Dude, that was super intense. Nusrat says to tell you she thinks you're a good writer. I think your sentences are too short and not like pretty. Don't get mad, I'm just being honest.

But I have something super, super important to tell you! Like the most important thing ever! Arjun gave me a ring! Like a real ring! I think it's made of gold. It's got a big diamond. He said it's like a pre-engagement ring because he wants to spend his whole life with me. It was super romantic. We were in his car and it was late at night and it was raining and we were like hugging in the backseat (I had quite a lot of my clothes on) and he just took it out and gave it to me and I started crying and I think even he teared up although I couldn't tell because he's going through this phase where he wears sunglasses all the time. It is the most romantic thing that has ever happened to me.

I have to hide it from my parents because they'd flip out. And I can't wear it to school because rings are not allowed which really sucks because I'm dying to like literally rub it in everyone's face but I can't because he made me promise not to show it to anyone. Haha, he may have stolen it.

Do you think we're like engaged?

I'm going to post this right away so you'll get it faster.

Love,

Tania Malhotra nee Ghosh

PS—Do you think we should meet before I get married?

June 26, 1991

Bombay

Dear Tanya,

I told you Nusrat doesn't like Arjun. I told you that. You don't listen.

Today I had a really deep conversation with Anahita Boriwala. Did I tell you she has no friends? We talked about suicide and parents drinking and wanting to shave off all your hair like Sinead O Connor. She wears two plaits, you know. Even if she hadn't been fat and ugly those plaits would make her ugly. I told her at the end of our conversation that we should talk more but I didn't mean it even in the second when I was saying it.

You're thinking I'm a bitch. Except you're the one using Chhoti Bibi to get into college.

My parents had a big fight today. It sounds like such a cliché but they really have been fighting a lot. I mean, there's always a lot of yelling and shouting in my family but lately it's gotten out of control. My mom says it's because we're intelligent people who enjoy debate but I know she's not talking about me.

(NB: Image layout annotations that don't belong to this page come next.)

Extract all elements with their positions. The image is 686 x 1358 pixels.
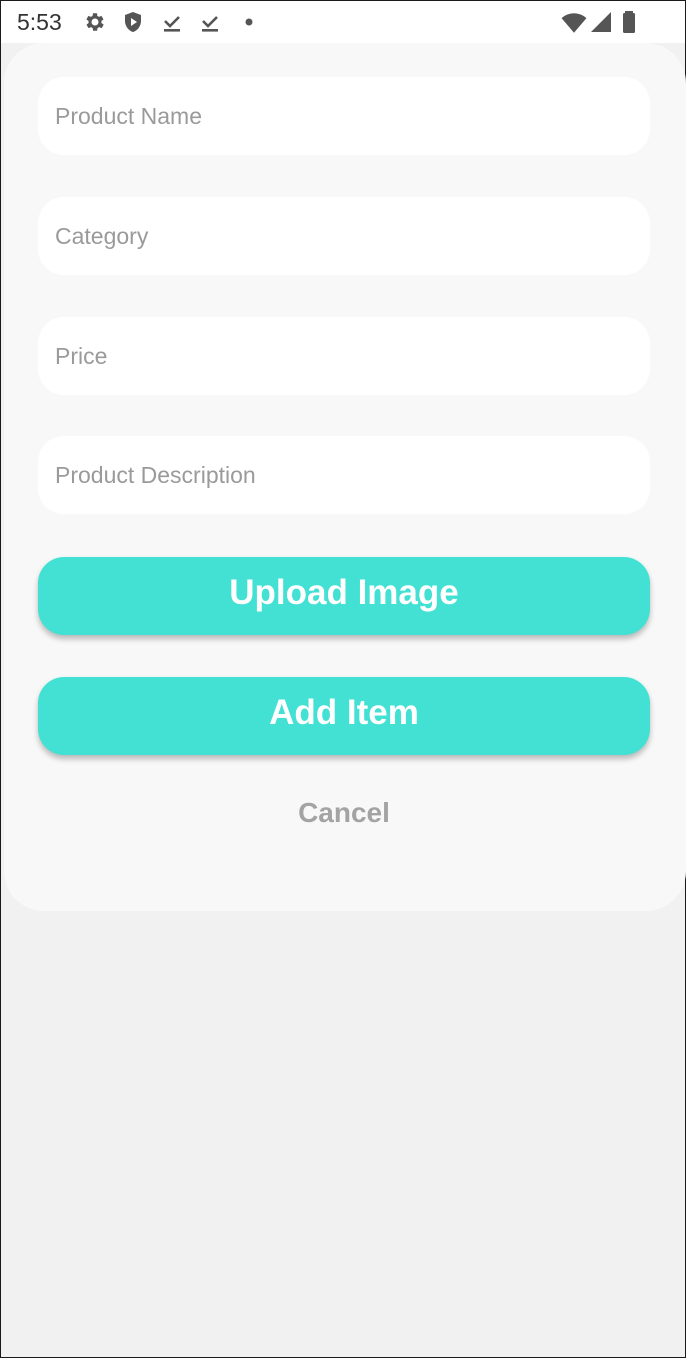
download-done-icon: [198, 10, 222, 34]
product-description-input[interactable]: [38, 436, 650, 514]
shield-icon: [121, 10, 145, 34]
status-time: 5:53: [17, 9, 62, 35]
status-bar: 5:53: [1, 1, 685, 43]
dot-icon: [237, 10, 261, 34]
gear-icon: [83, 10, 107, 34]
wifi-icon: [561, 10, 587, 36]
category-input[interactable]: [38, 197, 650, 275]
download-done-icon: [160, 10, 184, 34]
cell-signal-icon: [589, 10, 613, 34]
product-name-input[interactable]: [38, 77, 650, 155]
upload-image-button[interactable]: Upload Image: [38, 557, 650, 635]
cancel-button[interactable]: Cancel: [244, 797, 444, 837]
add-item-button[interactable]: Add Item: [38, 677, 650, 755]
battery-icon: [617, 10, 641, 34]
price-input[interactable]: [38, 317, 650, 395]
screen: 5:53 Upload Image Add Item Cancel: [0, 0, 686, 1358]
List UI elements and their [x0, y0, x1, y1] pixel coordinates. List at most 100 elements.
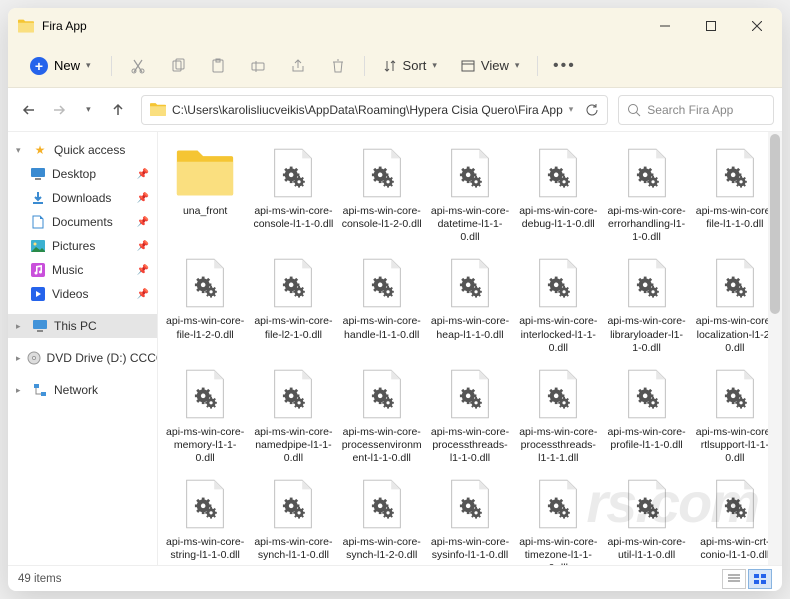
file-label: una_front [183, 205, 227, 218]
pin-icon: 📌 [137, 241, 149, 252]
file-item[interactable]: api-ms-win-core-file-l1-1-0.dll [692, 140, 778, 248]
chevron-down-icon: ▾ [86, 60, 91, 71]
sidebar-item-music[interactable]: Music📌 [8, 258, 157, 282]
file-item[interactable]: api-ms-win-core-heap-l1-1-0.dll [427, 250, 513, 358]
sidebar-label: DVD Drive (D:) CCCO [47, 351, 157, 365]
sidebar-item-desktop[interactable]: Desktop 📌 [8, 162, 157, 186]
search-bar[interactable]: Search Fira App [618, 95, 774, 125]
file-item[interactable]: api-ms-win-core-timezone-l1-1-0.dll [515, 471, 601, 565]
dll-file-icon [263, 144, 323, 202]
up-button[interactable] [105, 94, 131, 126]
file-item[interactable]: api-ms-win-core-errorhandling-l1-1-0.dll [603, 140, 689, 248]
pin-icon: 📌 [137, 289, 149, 300]
file-label: api-ms-win-core-debug-l1-1-0.dll [518, 205, 598, 231]
rename-button[interactable] [240, 50, 276, 82]
dll-file-icon [352, 144, 412, 202]
share-button[interactable] [280, 50, 316, 82]
pin-icon: 📌 [137, 169, 149, 180]
file-item[interactable]: api-ms-win-core-processthreads-l1-1-1.dl… [515, 361, 601, 469]
copy-button[interactable] [160, 50, 196, 82]
dll-file-icon [705, 254, 765, 312]
close-button[interactable] [734, 8, 780, 44]
file-item[interactable]: api-ms-win-core-sysinfo-l1-1-0.dll [427, 471, 513, 565]
file-item[interactable]: api-ms-win-core-processthreads-l1-1-0.dl… [427, 361, 513, 469]
file-item[interactable]: api-ms-win-core-rtlsupport-l1-1-0.dll [692, 361, 778, 469]
file-label: api-ms-win-core-datetime-l1-1-0.dll [430, 205, 510, 244]
documents-icon [30, 214, 46, 230]
icons-view-button[interactable] [748, 569, 772, 589]
dll-file-icon [263, 475, 323, 533]
new-button[interactable]: + New ▾ [18, 51, 103, 81]
more-button[interactable]: ••• [546, 50, 582, 82]
file-item[interactable]: api-ms-win-core-console-l1-1-0.dll [250, 140, 336, 248]
file-label: api-ms-win-core-timezone-l1-1-0.dll [518, 536, 598, 565]
file-item[interactable]: api-ms-win-core-debug-l1-1-0.dll [515, 140, 601, 248]
delete-button[interactable] [320, 50, 356, 82]
sidebar-item-label: Documents [52, 215, 131, 229]
paste-button[interactable] [200, 50, 236, 82]
sidebar-dvd[interactable]: ▸ DVD Drive (D:) CCCO [8, 346, 157, 370]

I'm not intelligent.

I mean she doesn't say it but when she's super mad at me she can't stop herself and she says stuff like she doesn't know what she did to get a daughter like me.

Then my dad gets really mad at her and starts yelling at her and then they forget about me and I go to my room and call Arjun from my own phone line that my Dad got me for my sixteenth birthday. Which my Mom says was with her money. She keeps threatening to disconnect it.

Sometimes when they fight a lot my dad sleeps outside on the couch and sometimes I go and sleep next to him. He puts his arm around me and even though I hate the smell of whisky on his breath, I love how it feels. His stubble tickles me and his arm around me feels like nothing can get to me.

But the last time he made me go back to my bedroom. He said I was getting too old for this. What is ‘this'?

My mother locked me into my room which sounds awful but it's such a joke because I can climb the railing of the window and slip out over the top. That's the great thing about being skinny. Other than of course being able to wear whatever I want without bras.

I'm sitting outside right now, writing this. I have Arjun's cigarettes and I am going to smoke all of them so that the box is over because right now the only person I hate more than I hate my mom and my dad is him.